When it comes to football coin tosses, deferring until the second half is a popular strategy these days.  Why?  There’s value in having extra information when you put your offense on the field later.

This concept relates directly to trading.  Once you have an idea of what you’re looking for, there’s no need to force things when they aren’t there.

By definition, often times there aren’t elite quality trades available.  As traders we have choices to make.  Do we go for the lesser trades or do we defer and hold our cash until a better opportunity arises?

Generally the best answer is to defer.  Think of it this way.  With taking only 1-2 elite trade setups every quarter and netting 20% per quarter, we could still return 107% on the year.

Obviously I’ve over simplified it and that’s not practical.  This is just an observational point that explains waiting until the right opportunity comes along isn’t going to hurt us.

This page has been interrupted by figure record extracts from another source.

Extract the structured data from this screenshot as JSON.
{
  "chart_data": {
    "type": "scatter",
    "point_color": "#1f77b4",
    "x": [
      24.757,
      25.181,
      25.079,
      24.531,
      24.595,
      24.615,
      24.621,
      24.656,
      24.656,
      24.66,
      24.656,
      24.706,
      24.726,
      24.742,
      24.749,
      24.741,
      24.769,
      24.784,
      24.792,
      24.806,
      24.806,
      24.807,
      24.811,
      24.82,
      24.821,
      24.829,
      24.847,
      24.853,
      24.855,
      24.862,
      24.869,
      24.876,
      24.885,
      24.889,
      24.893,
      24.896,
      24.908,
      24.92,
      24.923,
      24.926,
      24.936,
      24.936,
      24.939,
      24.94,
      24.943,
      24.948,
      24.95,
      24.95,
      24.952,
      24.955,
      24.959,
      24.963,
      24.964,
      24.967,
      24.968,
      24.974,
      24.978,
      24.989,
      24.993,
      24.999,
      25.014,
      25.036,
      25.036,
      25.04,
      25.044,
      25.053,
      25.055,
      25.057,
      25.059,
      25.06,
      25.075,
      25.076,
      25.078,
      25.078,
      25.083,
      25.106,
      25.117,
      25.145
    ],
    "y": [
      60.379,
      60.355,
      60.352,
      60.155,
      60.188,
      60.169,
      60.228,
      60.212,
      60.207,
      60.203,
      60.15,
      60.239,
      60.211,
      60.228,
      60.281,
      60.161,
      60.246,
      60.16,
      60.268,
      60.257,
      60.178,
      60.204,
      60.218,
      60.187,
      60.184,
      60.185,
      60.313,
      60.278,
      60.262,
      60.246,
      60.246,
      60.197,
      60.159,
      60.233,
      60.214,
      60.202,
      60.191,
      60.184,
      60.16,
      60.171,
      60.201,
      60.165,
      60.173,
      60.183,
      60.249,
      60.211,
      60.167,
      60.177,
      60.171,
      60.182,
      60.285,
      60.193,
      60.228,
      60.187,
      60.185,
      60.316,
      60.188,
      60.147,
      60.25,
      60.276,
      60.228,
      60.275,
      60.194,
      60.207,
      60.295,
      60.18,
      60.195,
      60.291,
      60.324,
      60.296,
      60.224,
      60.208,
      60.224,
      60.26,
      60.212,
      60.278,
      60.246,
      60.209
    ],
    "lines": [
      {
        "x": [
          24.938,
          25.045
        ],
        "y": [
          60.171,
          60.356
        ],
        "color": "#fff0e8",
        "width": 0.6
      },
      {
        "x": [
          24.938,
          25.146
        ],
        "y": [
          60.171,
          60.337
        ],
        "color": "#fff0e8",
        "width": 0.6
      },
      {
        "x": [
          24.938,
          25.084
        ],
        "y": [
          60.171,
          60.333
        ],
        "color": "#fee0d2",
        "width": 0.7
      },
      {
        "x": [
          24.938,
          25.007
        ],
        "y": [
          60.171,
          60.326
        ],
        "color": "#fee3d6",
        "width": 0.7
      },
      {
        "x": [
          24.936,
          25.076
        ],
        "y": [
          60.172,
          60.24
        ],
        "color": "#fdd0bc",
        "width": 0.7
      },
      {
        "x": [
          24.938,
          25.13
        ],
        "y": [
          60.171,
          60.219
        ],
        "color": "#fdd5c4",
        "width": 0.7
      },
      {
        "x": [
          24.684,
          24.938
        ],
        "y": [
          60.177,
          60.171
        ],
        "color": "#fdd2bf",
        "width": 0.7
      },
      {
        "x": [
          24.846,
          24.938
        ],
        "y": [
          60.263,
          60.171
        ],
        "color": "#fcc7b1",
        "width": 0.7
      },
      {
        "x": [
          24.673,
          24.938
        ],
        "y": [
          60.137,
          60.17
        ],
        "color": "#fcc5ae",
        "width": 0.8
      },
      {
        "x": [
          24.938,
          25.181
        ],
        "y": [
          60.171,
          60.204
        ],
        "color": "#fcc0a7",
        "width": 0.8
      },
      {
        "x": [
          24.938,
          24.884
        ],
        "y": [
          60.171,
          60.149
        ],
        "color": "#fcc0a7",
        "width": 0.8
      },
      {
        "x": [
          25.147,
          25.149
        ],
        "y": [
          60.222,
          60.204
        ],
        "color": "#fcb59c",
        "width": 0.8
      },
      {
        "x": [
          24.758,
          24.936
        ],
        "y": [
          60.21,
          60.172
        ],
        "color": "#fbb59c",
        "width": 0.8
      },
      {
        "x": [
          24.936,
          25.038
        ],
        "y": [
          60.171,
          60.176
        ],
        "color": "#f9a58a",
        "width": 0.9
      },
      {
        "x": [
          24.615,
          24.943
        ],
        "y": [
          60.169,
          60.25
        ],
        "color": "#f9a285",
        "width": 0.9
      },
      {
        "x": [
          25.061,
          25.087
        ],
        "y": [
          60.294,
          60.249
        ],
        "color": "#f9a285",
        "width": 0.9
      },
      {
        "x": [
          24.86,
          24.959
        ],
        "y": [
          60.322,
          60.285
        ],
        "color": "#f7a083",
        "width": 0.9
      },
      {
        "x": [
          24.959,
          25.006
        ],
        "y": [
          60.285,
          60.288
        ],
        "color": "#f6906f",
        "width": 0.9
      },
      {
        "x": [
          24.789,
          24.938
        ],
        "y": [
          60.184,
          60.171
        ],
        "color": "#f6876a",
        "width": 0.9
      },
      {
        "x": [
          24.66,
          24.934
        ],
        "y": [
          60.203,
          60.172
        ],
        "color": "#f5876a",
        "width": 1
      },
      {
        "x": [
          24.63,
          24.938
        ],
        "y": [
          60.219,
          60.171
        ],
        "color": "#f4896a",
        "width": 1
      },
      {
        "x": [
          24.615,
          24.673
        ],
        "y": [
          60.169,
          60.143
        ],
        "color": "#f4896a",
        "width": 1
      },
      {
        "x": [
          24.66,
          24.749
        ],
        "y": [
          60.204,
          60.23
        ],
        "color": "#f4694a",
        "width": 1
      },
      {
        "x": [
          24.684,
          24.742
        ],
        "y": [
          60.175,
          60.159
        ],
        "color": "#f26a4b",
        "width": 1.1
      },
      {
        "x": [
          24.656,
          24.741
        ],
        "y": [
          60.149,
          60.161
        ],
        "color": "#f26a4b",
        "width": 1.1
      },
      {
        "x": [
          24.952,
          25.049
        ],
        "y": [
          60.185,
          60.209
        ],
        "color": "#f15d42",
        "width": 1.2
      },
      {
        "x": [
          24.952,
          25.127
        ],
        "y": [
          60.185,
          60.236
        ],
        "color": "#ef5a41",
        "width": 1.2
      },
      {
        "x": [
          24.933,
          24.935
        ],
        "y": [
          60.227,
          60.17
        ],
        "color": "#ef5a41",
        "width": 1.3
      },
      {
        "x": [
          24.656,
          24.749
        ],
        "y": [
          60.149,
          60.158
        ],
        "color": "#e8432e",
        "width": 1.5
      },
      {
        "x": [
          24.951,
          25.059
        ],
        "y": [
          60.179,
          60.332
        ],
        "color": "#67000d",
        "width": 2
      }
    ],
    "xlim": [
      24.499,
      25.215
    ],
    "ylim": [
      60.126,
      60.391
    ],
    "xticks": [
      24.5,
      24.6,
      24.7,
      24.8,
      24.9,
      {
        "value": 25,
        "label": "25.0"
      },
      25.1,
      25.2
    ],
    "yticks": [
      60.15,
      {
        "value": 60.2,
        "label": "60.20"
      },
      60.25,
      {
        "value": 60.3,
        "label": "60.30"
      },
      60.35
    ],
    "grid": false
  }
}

As another example, a market can be tricky on a short term time-frame while sending a clear message on the longer term time frame.  For traders, there’s no need to force anything, so why not defer until we have a better risk-reward entry AND more information on the market.  For market analysts, you just simply defer to the larger trend.

Markets are already hard enough as is.  By deferring we reduce the risks of psychological contagion from over-trading.  We just never know when we’re going to stumble upon our next great trade opportunity.  Why not make things a little easier on ourselves?